In a further embodiment (not illustrated), the liquid in the liquid chamber may be separated for atmosphere by a piston whose upper end is exposed to atmosphere from the outset, or at least immediately prior to use. The liquid is thus under atmospheric pressure as a result of the piston bearing on it. This pressure is effective to transfer the liquid to the drug capsule. In the case of a piston which is only exposed to atmosphere immediately prior to use, the transfer can take place immediately this exposure occurs. In the case of a piston which is exposed to atmosphere from the outset there needs to be some mechanism to prevent transfer until the desired amount : If atmospheric pressure also is not sufficient, the piston may be subjected to a spring force which supplements the atmospheric pressure.

In all of the embodiments described, it is not necessary for the user to pause during pushing in the piercing tube or extracting the resilient plug, as the case may be, and accurate reconstitution or drug transfer may be accomplished with one simple operation.

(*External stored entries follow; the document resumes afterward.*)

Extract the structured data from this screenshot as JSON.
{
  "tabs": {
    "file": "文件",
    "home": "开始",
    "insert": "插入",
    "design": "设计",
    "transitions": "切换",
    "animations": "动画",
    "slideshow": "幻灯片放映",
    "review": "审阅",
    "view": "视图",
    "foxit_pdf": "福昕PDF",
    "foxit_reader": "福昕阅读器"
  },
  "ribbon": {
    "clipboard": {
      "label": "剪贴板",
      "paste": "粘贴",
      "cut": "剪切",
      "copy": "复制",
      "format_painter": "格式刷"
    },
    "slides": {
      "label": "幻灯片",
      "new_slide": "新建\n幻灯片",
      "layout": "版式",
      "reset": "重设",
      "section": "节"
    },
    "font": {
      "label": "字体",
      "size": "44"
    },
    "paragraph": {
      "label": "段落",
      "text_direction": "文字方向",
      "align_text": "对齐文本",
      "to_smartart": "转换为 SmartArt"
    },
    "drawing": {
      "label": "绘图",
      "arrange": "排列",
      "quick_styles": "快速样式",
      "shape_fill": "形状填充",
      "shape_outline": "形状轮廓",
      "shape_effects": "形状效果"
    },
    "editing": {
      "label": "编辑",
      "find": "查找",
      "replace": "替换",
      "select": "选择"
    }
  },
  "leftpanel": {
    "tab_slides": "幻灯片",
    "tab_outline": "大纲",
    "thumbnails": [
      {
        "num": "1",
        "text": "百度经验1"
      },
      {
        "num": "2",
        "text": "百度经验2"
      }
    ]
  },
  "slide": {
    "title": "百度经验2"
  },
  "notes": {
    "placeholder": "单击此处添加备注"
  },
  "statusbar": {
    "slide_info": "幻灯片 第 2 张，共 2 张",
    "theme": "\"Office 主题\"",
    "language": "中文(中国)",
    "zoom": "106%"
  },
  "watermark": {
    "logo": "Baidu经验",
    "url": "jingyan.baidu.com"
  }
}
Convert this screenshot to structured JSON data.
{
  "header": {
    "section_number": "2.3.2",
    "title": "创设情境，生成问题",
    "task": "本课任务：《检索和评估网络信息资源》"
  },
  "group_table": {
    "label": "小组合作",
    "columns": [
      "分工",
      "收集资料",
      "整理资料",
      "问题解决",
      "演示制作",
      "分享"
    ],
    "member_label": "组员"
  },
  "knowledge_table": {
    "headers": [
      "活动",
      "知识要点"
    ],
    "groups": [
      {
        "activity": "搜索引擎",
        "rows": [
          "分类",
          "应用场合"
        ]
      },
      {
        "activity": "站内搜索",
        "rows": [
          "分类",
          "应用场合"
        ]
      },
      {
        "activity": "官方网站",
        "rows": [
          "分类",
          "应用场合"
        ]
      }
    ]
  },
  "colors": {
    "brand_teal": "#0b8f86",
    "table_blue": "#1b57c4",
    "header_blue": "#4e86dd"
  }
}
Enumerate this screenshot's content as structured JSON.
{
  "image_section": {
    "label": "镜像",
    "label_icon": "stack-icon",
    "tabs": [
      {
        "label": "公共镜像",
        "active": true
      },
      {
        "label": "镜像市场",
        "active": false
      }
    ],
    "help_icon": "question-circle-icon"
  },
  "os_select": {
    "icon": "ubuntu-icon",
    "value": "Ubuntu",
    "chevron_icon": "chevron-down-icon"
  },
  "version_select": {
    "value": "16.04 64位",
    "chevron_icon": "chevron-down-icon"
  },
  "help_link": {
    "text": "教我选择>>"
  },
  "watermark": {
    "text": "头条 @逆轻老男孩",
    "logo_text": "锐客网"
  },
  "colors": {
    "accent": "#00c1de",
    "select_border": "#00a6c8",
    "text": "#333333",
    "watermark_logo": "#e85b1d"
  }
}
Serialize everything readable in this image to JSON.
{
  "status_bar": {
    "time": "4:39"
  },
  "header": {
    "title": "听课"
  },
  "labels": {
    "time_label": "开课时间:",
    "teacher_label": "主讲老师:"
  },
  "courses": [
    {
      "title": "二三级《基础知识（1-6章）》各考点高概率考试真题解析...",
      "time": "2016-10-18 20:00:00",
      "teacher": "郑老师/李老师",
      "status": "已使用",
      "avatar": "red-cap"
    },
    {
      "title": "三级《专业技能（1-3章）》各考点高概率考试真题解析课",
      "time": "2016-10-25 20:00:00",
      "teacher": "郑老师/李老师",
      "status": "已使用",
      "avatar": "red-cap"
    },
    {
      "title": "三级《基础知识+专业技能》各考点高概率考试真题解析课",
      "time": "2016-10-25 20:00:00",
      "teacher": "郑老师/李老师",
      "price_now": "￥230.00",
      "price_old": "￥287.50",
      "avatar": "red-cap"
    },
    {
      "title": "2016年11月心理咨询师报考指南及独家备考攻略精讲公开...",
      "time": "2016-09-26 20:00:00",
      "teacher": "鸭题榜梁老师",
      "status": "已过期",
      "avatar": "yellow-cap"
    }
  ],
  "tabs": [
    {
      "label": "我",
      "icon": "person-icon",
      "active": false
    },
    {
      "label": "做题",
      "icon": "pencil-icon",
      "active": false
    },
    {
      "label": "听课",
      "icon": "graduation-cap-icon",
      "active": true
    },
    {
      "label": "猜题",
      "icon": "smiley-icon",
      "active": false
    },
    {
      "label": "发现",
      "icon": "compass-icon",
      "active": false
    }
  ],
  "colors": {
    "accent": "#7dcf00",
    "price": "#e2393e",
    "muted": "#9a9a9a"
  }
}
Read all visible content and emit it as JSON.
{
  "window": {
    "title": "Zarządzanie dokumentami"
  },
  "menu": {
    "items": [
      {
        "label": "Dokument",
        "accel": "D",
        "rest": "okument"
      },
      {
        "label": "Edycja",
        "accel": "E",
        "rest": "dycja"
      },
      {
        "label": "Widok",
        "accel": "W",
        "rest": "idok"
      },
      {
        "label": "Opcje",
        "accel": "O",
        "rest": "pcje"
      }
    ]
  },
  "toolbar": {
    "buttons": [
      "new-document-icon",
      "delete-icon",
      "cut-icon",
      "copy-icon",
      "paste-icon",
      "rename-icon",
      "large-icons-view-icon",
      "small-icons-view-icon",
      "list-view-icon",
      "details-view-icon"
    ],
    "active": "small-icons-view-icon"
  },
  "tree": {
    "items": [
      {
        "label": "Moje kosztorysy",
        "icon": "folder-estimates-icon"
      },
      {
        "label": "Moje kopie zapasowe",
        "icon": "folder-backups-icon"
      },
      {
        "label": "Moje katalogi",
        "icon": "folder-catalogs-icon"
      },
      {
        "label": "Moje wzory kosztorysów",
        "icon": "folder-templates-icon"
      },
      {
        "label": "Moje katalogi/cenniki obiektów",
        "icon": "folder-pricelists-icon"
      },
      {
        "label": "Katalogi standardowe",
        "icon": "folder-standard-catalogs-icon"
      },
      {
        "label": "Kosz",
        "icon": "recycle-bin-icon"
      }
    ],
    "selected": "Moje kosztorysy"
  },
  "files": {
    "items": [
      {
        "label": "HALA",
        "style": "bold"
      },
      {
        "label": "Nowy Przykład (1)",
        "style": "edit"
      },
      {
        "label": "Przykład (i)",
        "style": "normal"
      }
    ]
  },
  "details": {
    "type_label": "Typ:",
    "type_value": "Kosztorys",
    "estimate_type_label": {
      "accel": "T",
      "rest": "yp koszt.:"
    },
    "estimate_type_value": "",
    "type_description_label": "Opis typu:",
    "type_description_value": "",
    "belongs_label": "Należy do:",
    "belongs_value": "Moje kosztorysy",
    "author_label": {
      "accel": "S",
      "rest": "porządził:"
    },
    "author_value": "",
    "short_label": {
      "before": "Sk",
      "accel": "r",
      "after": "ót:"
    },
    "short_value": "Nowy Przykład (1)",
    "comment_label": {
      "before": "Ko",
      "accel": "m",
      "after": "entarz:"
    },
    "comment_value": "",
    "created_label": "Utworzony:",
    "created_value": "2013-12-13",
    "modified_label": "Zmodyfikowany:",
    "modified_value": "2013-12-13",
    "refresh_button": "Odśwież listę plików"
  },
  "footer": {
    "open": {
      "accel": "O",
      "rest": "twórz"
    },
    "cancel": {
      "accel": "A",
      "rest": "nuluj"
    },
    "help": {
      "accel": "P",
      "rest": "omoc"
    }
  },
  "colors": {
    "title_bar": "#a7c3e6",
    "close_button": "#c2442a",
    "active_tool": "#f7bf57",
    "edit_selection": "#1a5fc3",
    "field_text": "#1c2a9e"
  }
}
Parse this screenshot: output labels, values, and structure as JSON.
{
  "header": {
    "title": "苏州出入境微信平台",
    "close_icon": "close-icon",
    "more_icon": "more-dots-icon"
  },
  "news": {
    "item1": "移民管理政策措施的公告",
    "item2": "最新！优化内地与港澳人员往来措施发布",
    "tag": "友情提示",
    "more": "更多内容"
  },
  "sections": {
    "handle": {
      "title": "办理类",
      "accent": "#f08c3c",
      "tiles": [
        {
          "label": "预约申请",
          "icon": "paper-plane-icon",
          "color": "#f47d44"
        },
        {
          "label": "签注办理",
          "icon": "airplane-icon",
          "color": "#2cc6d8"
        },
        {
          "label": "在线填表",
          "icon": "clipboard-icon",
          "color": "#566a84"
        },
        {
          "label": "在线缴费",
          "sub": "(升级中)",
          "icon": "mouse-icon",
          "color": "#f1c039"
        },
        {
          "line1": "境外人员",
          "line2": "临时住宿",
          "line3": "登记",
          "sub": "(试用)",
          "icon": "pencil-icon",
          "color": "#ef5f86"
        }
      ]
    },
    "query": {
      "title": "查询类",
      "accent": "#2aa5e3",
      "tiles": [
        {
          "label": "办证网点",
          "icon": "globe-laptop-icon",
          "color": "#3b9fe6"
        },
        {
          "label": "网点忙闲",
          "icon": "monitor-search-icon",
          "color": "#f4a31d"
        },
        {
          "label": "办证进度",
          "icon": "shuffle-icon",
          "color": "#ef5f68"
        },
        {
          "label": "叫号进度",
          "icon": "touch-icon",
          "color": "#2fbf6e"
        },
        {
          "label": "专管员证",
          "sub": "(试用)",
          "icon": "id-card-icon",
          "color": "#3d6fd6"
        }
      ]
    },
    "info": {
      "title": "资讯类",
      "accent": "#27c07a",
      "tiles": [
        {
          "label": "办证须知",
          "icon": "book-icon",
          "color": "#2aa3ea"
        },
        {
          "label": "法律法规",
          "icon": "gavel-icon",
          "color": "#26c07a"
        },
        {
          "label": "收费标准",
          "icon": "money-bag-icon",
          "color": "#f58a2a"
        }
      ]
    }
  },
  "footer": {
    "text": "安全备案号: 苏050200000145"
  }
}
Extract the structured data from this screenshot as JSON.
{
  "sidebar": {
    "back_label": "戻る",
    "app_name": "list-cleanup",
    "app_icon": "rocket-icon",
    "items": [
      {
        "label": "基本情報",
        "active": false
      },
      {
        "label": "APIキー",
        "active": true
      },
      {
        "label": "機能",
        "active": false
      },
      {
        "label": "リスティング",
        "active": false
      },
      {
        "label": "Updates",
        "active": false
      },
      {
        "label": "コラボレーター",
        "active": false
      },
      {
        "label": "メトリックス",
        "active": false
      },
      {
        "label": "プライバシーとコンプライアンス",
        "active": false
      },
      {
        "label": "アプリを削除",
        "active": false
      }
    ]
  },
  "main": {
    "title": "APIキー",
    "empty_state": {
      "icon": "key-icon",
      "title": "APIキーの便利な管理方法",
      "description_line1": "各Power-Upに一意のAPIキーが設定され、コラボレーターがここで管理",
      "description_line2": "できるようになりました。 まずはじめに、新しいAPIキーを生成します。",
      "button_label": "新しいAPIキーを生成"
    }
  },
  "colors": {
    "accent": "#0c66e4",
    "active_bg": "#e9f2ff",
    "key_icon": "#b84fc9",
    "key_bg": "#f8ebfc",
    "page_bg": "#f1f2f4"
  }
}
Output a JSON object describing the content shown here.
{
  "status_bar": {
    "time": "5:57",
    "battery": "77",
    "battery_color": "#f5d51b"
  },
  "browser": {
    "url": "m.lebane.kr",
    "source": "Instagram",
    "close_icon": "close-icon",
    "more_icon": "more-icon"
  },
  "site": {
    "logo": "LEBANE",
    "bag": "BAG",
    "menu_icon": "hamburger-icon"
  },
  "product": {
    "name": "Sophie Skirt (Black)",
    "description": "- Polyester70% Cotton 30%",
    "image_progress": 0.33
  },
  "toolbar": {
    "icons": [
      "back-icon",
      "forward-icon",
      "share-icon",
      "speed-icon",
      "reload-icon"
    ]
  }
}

It may be required to be able to maintain a vacuum in the drug chamber for many years, so that where the drug is lyophilised the drug is maintained in the dried condition, and to ensure that there is sufficient vacuum to draw in the required volume of water or drug. If this is required it may be desirable to place the filled drug capsule into a further pouch or pack, which is then evacuated. This will minimise the pressure difference across the piston and reduce the likelihood of reduced vacuum due to a slow leakage of air into the drug chamber.